Ebu Hüreyre (ra) rivayet ettiğine göre Resulullah (sav) şöyle buyurdu: Bir kimse uyuduğu zaman, şeytan onun ense köküne üç düğüm atar. Her düğümü attığında eliyle vurarak “Gece uzun olsun, uyu” der. Eğer o kişi gece uyanır Allah’ı zikrederse bir düğüm çözülür. Şayet abdest alırsa bir düğüm daha çözülür. Bir de namaz kılarsa üçüncü düğüm de çözülür. Böylece o kimse dinç ve neşeli bir halde sabahlar. Aksi takdirde uyuşuk ve tembel bir vaziyette sabahlar.                                                         

Buhari, Müslim, Ebu Davud, İ. Mace

 

 

Ebu Safvan Abdullah ibn Büşr el-Eslemi (ra) Resulullah’ın (sav) şöyle buyurduğunu rivayet eder: İnsanların en hayırlısı ömrü uzun ve ameli güzel olandır.                                  Tirmizi, Darimi, Ahmet b. Hanbel,

                         

 

 

                                                                     

Sonuç olarak:

Ömür sel gibi gelip gidiyor.

Nice insanlar yaşayıp öldüler.

Bugün onların çoğunun ne ismi ne de mezarları belli değil.

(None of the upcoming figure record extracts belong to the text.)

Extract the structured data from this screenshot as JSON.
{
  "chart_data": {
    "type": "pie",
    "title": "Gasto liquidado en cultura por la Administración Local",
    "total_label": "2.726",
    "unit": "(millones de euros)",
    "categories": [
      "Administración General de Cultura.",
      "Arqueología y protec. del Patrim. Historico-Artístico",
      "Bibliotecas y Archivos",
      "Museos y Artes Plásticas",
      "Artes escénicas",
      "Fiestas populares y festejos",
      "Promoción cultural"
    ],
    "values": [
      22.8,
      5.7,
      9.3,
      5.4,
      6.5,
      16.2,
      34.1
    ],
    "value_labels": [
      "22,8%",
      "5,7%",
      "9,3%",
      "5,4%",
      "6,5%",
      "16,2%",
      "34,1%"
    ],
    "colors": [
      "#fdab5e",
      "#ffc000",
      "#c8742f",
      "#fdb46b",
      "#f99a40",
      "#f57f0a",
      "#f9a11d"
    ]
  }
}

Ameli kötü ise kitabe de diksen faydası olamaz.

Biz de bir gün ölür ve insanlar tarafından unutuluruz.

Allah tarafından cehennemde terk edilmemek için onu hoşnut etmek gerekiyor. Bu nedenle coşkun selleri barajların tuttuğu ve kanallara yönelttiği gibi biz de İslam’ın daha da yücelmesi için büyük hayır kurumlarında hizmet ve öncülük ederek bir noktada manevi hayır barajları kurarak, hem de bu geceleri değerlendirerek uzun bir ömür yaşayamasak da amel defterlerimizi açık tutmak için hizmet yatımlarıyla ömrü değerlendirmek gerekiyor. Maddeten olmasa da manen uzun ömürlüler ve çok hayırlılar arsına girebiliriz.

İyi niyetleri ve iyilikleri insanlar bilmese de Yüce Rabbimiz bilmektedir.